Stansberry Asset Management, a registered investment adviser with nearly $1.4 billion in assets under management, has disclosed operational details of its flagship low-correlation strategies designed for retirement-age and institutional investors. Deputy chief investment officer Mario Valente appeared on Zephyr's Inside SMAs podcast to explain how the firm structures its All-Weather and Tactical Select portfolios, both offered as separately managed accounts on the SmartX and Advizon custodial platforms.
The Dallas-headquartered firm has been operating for more than a decade and maintains additional offices in New York City, the San Francisco Bay Area, and Washington State. Valente discussed team structure, capacity for large inflows, and the firm's approach to capital preservation through multi-sleeve allocation models.

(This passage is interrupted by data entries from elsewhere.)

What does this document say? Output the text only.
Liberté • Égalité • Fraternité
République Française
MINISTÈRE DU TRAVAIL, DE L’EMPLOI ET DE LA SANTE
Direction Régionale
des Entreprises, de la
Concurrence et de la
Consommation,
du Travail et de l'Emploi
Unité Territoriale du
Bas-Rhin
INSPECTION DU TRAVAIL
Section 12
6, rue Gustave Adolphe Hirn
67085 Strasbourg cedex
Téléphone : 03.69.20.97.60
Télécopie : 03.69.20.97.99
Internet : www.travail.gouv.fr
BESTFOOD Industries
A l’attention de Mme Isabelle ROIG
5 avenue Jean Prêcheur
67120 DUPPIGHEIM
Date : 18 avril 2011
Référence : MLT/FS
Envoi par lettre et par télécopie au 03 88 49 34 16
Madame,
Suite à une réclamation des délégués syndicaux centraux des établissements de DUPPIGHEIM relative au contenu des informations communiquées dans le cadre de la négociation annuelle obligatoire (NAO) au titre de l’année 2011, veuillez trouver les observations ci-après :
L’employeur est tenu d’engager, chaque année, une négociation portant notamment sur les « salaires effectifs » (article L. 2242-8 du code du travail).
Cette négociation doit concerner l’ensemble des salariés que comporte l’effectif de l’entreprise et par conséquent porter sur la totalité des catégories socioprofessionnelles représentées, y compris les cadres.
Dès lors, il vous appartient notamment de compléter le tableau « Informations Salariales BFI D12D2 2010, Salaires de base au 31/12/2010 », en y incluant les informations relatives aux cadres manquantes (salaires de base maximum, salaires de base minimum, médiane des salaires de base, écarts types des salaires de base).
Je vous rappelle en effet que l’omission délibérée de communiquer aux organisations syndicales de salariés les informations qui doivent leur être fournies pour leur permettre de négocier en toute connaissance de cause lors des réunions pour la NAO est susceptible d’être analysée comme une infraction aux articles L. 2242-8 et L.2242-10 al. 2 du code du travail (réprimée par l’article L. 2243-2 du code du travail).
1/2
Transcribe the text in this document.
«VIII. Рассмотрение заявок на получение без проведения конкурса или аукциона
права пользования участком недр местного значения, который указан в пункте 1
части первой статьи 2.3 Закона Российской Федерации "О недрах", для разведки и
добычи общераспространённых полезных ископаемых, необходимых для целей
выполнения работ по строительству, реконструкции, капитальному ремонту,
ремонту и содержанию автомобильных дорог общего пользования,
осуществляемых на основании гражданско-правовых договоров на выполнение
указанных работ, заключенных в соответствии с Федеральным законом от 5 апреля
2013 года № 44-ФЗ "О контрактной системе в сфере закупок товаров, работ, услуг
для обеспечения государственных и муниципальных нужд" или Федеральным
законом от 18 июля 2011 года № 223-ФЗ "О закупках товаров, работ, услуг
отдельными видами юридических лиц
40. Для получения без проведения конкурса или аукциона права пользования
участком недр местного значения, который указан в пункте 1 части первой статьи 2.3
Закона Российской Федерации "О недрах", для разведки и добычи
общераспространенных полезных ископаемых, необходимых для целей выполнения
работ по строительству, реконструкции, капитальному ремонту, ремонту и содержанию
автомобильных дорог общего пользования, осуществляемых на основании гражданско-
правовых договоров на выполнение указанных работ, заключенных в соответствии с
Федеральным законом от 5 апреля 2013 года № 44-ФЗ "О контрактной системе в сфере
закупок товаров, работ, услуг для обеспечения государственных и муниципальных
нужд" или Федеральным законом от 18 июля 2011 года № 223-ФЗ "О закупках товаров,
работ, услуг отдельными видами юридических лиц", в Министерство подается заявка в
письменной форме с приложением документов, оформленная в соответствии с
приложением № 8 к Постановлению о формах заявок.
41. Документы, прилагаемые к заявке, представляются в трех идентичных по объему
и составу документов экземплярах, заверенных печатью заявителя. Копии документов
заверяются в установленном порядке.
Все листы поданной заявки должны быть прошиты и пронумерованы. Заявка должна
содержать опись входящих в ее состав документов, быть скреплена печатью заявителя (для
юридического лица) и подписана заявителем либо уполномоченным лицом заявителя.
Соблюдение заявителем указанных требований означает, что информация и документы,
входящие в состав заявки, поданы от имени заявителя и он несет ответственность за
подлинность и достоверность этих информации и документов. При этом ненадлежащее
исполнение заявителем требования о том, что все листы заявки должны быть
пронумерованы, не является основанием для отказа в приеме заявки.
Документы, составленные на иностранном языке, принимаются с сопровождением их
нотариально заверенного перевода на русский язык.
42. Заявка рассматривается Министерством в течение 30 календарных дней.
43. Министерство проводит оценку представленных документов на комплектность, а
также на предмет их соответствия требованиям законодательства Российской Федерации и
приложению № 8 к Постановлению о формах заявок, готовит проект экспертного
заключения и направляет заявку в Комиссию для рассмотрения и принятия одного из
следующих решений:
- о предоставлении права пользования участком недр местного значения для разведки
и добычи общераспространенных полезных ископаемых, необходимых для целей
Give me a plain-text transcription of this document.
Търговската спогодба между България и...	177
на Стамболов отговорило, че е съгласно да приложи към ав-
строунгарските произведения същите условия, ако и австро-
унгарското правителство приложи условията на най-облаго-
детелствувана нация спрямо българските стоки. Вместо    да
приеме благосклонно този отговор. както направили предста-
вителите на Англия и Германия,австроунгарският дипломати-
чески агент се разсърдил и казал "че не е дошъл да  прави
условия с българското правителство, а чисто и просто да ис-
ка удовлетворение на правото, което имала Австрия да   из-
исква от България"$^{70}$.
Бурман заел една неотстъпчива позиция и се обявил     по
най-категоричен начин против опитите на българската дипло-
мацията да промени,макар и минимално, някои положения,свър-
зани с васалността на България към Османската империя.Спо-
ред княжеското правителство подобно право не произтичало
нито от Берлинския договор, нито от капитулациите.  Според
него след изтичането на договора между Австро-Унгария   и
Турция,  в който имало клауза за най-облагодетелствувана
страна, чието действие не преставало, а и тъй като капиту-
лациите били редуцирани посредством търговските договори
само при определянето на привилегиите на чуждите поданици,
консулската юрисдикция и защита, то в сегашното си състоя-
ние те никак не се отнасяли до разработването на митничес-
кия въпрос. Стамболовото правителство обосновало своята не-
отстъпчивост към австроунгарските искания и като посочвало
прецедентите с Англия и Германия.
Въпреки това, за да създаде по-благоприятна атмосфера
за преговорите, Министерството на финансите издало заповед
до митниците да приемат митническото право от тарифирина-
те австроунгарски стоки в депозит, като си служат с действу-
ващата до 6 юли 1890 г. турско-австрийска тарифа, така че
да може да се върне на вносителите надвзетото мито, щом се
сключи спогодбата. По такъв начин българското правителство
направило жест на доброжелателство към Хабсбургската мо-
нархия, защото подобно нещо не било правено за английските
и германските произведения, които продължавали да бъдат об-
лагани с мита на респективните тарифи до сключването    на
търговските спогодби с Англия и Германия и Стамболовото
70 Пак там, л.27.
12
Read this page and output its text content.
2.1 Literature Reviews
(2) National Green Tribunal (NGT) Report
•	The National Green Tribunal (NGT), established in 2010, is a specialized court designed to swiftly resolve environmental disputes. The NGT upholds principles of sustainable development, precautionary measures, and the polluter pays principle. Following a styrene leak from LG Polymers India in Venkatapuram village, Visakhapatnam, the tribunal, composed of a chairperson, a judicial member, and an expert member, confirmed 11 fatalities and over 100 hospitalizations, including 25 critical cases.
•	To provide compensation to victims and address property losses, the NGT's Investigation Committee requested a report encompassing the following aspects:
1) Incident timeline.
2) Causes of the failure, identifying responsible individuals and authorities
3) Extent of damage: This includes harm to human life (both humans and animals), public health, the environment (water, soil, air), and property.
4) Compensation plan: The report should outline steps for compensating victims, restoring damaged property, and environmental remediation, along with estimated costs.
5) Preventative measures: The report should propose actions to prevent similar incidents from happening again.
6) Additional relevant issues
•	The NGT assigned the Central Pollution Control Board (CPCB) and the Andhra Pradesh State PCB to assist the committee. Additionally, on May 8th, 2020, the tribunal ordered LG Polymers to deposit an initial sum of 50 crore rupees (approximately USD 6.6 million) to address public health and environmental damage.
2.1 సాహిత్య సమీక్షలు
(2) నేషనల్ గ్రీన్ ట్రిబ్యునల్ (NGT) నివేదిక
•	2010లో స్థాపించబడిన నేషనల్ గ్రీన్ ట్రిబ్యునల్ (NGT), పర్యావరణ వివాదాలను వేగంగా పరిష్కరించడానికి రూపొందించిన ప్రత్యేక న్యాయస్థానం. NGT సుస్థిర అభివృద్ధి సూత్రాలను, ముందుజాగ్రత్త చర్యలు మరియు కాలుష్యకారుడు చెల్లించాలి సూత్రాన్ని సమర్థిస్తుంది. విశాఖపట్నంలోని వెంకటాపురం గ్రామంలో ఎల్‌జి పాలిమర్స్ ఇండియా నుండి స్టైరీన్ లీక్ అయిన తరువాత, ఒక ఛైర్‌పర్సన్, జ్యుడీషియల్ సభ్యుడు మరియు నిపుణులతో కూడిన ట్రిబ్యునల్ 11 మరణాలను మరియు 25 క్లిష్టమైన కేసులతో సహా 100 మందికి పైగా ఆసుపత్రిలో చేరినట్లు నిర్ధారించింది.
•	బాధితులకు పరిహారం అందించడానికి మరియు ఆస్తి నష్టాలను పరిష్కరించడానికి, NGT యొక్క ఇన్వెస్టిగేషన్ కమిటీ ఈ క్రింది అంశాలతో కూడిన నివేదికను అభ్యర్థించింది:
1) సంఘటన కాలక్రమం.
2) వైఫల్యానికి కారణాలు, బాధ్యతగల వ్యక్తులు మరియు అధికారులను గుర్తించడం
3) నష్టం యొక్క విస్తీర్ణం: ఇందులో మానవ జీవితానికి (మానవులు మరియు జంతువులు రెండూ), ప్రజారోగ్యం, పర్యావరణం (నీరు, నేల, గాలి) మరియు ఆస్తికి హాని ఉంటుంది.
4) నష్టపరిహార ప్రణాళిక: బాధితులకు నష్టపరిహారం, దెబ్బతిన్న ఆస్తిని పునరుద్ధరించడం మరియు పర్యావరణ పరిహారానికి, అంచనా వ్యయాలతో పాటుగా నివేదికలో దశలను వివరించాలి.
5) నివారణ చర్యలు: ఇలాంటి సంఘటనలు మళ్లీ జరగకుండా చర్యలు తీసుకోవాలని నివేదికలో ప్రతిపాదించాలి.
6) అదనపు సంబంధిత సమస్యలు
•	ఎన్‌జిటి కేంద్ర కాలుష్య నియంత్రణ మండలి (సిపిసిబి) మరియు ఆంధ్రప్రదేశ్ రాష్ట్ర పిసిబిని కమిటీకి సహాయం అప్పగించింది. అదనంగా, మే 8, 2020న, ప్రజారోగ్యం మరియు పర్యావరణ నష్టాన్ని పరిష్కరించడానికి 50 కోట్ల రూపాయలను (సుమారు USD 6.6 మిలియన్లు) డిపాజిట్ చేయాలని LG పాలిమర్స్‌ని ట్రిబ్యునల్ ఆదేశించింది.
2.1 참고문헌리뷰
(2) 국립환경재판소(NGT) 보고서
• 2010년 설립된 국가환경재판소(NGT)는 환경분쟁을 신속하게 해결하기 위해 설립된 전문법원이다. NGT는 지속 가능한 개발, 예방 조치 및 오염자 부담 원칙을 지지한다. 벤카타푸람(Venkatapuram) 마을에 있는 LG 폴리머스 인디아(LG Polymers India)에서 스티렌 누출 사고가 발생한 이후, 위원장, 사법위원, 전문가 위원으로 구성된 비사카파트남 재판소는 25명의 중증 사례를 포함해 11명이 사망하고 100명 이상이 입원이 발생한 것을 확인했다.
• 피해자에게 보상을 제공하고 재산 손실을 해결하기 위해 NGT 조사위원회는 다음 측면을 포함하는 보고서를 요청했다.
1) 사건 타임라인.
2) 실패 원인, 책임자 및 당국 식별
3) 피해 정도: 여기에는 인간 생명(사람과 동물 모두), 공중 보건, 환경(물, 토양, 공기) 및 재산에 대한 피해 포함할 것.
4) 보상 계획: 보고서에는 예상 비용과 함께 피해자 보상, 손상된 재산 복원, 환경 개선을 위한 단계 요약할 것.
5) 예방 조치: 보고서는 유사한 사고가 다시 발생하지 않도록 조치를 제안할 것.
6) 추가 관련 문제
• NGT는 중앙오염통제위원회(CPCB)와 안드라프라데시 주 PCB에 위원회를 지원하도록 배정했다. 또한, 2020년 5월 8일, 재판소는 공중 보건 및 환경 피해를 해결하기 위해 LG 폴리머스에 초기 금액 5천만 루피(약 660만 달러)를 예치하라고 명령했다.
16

The All-Weather strategy, managed alongside chief investment officer Austin Root, incorporates merger arbitrage and convertible bonds as core sleeves intended to reduce correlation with traditional equity and fixed-income benchmarks.
Merger arbitrage—a sleeve that seeks to capture spreads between announced deal prices and prevailing market values—formed a centrepiece of the All-Weather discussion. Valente described how the firm identifies opportunities in corporate transactions where timing uncertainty or regulatory hurdles create pricing dislocations. Convertible bonds, which embed equity optionality within a fixed-income wrapper, offer another tool the team deploys to balance yield and participation in equity upside while limiting downside exposure.
The firm's Tactical Select strategy takes a more active posture, blending fundamental thematic research with technical security selection. Valente outlined how the team layers macro themes—sector rotations, policy shifts, commodity cycles—atop quantitative screens that filter for momentum, liquidity, and relative strength. The goal is to adjust exposures dynamically as market regimes evolve, rather than maintaining static allocations across business cycles.
Stansberry also runs a dedicated gold strategy, positioned as a hedge against monetary uncertainty and currency debasement. Valente explained that the precious-metal allocation serves clients seeking non-correlated ballast during periods of fiscal stress or inflationary surprise. The strategy can be held as a standalone sleeve or integrated into broader multi-asset portfolios, depending on client risk tolerances and liquidity requirements.
Platform availability emerged as a practical consideration for advisers evaluating the firm's offerings. Stansberry's separately managed accounts are accessible through SmartX and Advizon, two turnkey asset-management platforms that provide model delivery, rebalancing infrastructure, and reporting for registered investment advisers and broker-dealers. Valente emphasised that the SMA structure enables customisation, transparency, and direct ownership of underlying securities—features that appeal to clients who want visibility into individual holdings and the ability to tailor portfolios around tax considerations or ethical screens.
The podcast discussion also touched on benchmarking challenges for the All-Weather strategy, given its multi-asset, low-correlation mandate. Traditional equity indices and bond aggregates fail to capture the strategy's objective of dampening volatility while generating positive real returns across varied market environments. Valente addressed scenarios in which the All-Weather approach is expected to outperform—specifically, periods of heightened dispersion, rising correlation among conventional asset classes, and regime shifts that punish static sixty-forty portfolios.
Portfolio construction and allocation sizing were recurring themes. Valente discussed how advisers position the All-Weather strategy within client portfolios, noting that the sleeve often serves as a core holding for retirees seeking to reduce sequence-of-returns risk. Tactical Select, by contrast, appeals to clients willing to accept higher turnover and shorter holding periods in exchange for the potential to exploit short-term inefficiencies and thematic dislocations.
The conversation underscored Stansberry's focus on identifying market inefficiencies that arise from structural constraints, behavioural biases, and information asymmetries. Valente described the firm's research process, which combines quantitative screens with qualitative due diligence on corporate events, regulatory filings, and management incentives. The team's ability to scale operations while preserving research depth was presented as a competitive advantage, particularly as the firm navigates large inflows and expanding client mandates across its four-office footprint.